Reduced Order Dynamical Models For Complex Dynamics in Manufacturing and Natural Systems Using Machine Learning

TL;DR

This paper develops reduced-order dynamical models using machine learning for complex manufacturing and natural systems, enabling simplified analysis of sustainability and underlying mechanisms.

Contribution

It introduces a grey-box ML approach to derive low-order ODE models from mechanistic data, addressing a gap in modeling complex systems.

Findings

High accuracy linear ODE models for manufacturing process

Modified ML approach captures some natural system dynamics

Method works well for smooth, manufacturing-like systems

Abstract

Dynamical analysis of manufacturing and natural systems provides critical information about production of manufactured and natural resources respectively, thus playing an important role in assessing sustainability of these systems.
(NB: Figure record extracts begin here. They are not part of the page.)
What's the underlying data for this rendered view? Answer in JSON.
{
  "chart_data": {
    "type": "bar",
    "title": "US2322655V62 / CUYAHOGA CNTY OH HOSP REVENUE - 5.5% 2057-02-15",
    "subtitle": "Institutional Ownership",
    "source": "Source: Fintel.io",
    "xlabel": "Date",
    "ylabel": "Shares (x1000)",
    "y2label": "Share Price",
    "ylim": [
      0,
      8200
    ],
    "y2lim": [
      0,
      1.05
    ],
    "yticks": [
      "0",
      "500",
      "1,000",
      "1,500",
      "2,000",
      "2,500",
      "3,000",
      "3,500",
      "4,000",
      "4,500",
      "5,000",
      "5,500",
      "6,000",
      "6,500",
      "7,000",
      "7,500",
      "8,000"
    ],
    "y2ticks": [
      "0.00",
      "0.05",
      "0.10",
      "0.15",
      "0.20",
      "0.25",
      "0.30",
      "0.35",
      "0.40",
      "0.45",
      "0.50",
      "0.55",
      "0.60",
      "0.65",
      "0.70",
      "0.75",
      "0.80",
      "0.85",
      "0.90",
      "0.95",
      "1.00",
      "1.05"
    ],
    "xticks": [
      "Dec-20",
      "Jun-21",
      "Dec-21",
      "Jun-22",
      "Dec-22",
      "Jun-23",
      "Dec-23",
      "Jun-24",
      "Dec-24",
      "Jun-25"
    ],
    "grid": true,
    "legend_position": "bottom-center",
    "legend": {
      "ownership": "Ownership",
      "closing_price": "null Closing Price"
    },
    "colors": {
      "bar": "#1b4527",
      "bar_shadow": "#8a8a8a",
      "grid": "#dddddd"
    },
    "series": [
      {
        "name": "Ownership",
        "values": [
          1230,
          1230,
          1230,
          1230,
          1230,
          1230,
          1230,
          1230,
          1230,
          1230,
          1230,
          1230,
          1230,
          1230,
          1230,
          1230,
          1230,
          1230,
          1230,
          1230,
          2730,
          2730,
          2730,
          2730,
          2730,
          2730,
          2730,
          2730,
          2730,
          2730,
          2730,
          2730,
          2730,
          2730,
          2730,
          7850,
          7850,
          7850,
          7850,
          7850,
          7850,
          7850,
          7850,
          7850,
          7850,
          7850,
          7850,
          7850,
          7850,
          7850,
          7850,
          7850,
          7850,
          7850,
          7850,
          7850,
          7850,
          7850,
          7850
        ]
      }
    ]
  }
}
However, current dynamic models for these systems exist as mechanistic models, simulation of which is computationally intensive and does not provide a simplified understanding of the mechanisms driving the overall dynamics. For such systems, lower-order models can prove useful to enable sustainability analysis through coupled dynamical analysis. There have been few attempts at finding low-order models of manufacturing and natural systems, with existing work focused on model development of individual mechanism level. This work seeks to fill this current gap in the literature of developing simplified dynamical models for these systems by developing reduced-order models using a machine learning (ML) approach. The approach is demonstrated on an entire soybean-oil to soybean-diesel process plant and a lake system. We use a grey-box ML method with a standard nonlinear optimization approach to identify relevant models of governing dynamics as ODEs using the data simulated from mechanistic models. Results show that the method identifies a high accuracy linear ODE models for the process plant, reflective of underlying linear stoichiometric mechanisms and mass balance driving the dynamics. For the natural systems, we modify the ML approach to include the effect of past dynamics, which gives non-linear ODE. While the modified approach provides a better match to dynamics of stream flow, it falls short of completely recreating the dynamics. We conclude that the proposed ML approach work well for systems where dynamics is smooth, such as in manufacturing plant whereas does not work perfectly well in case of chaotic dynamics such as water stream flow.